“But is it obliged to be over?” she asked aloud. “I could never care as she does. I have always been like that, and I can’t change. I have always been able to feel just so much and no more—to give just so much and no more.”
He looked at her attentively, a little troubled, she could see, but not deeply hurt, not hurt enough to break down the wall which protected the secret—or was it the emptiness?—of his nature.
“Has the knowledge of my—my old friendship for Mrs. Rokeby come between us?” he asked slowly and earnestly.
While he spoke it seemed to her that all that had been obscure in her view of him rolled away like the mist in the garden, leaving the structure of his being bare and stark to her critical gaze. Nothing confused her now; nothing perplexed her in her knowledge of him. The old sense of incompleteness, of inadequacy, returned; but she understood the cause of it now; she saw with perfect clearness the defect from which it had arisen. He had missed the best because, with every virtue of the mind, he lacked the single one of the heart. Possessing every grace of character except humanity, he had failed in life because this one gift was absent.
“All my life,” she said brokenly, “I have tried to find something that I could believe in—that I could keep faith with to the end. But what can one build a world on except human relations—except relations between men and women?”
“You mean,” he responded gravely, “that you think I have not kept faith with Mrs. Rokeby?”
“Oh, can’t you see? If you would only try, you must surely see!” she pleaded, with outstretched hands.
He shook his head not in denial, but in bewilderment. “I realized that I had made a mistake,” he said slowly, “but I believed that I had put it out of my life—that we had both put it out of our lives. There were so many more important things—the war and coming face to face with death in so many forms. Oh, I confess that what is important to you, appears to me to be merely on the surface of life.
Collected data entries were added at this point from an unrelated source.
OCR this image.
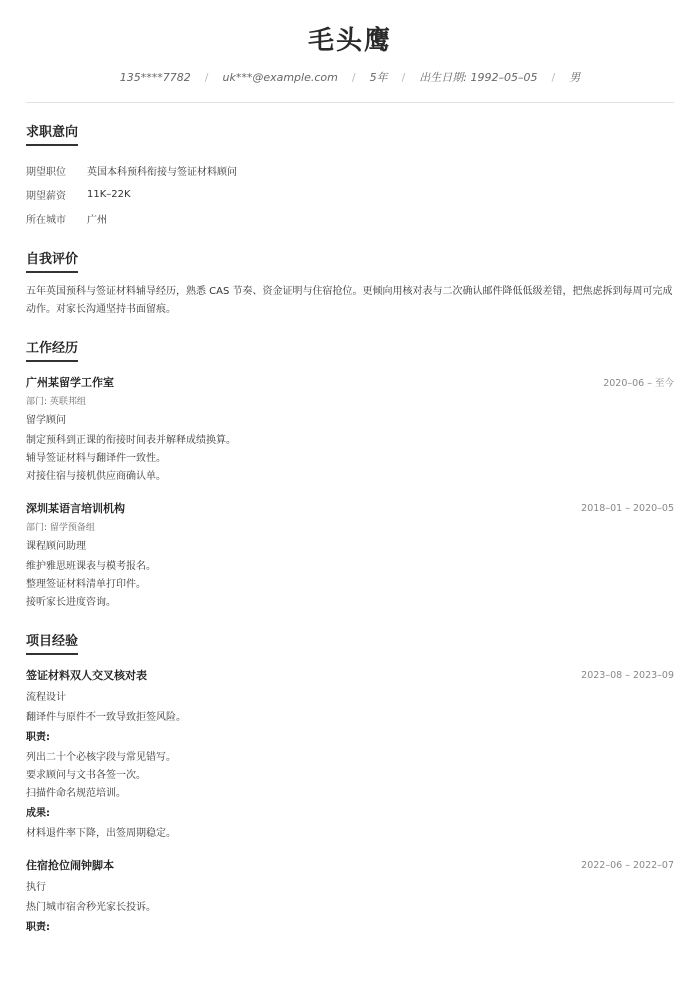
毛头鹰
135****7782 / uk***@example.com / 5年 / 出生日期: 1992–05–05 / 男
求职意向
期望职位	英国本科预科衔接与签证材料顾问
期望薪资	11K–22K
所在城市	广州
自我评价
五年英国预科与签证材料辅导经历，熟悉 CAS 节奏、资金证明与住宿抢位。更倾向用核对表与二次确认邮件降低低级差错，把焦虑拆到每周可完成动作。对家长沟通坚持书面留痕。
工作经历
广州某留学工作室	2020–06 – 至今
部门: 英联邦组
留学顾问
制定预科到正课的衔接时间表并解释成绩换算。
辅导签证材料与翻译件一致性。
对接住宿与接机供应商确认单。
深圳某语言培训机构	2018–01 – 2020–05
部门: 留学预备组
课程顾问助理
维护雅思班课表与模考报名。
整理签证材料清单打印件。
接听家长进度咨询。
项目经验
签证材料双人交叉核对表	2023–08 – 2023–09
流程设计
翻译件与原件不一致导致拒签风险。
职责:
列出二十个必核字段与常见错写。
要求顾问与文书各签一次。
扫描件命名规范培训。
成果:
材料退件率下降，出签周期稳定。
住宿抢位闹钟脚本	2022–06 – 2022–07
执行
热门城市宿舍秒光家长投诉。
职责:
I have been trying to fulfil other responsibilities—to live up to the demands on me—I had got down to realities—”
A laugh broke from her lips, which had grown so stiff that they hurt her when she tried to smile. “Realities!” she exclaimed, “and yet you must have seen her face as I saw it to-day.”
For the third time, in that expressionless tone which covered a nervous irritation, he repeated gravely, “I am sorry.”
“There is nothing more real,” she went on presently, “there is nothing more real than that look in the face of a living thing.”
For the first time her words seemed to reach him. He was trying with all his might, she perceived, he was spiritually fumbling over the effort to feel and to think what she expected of him. With his natural fairness he was honestly struggling to see her point of view.
“If it is really like that,” he said, “What can I do?”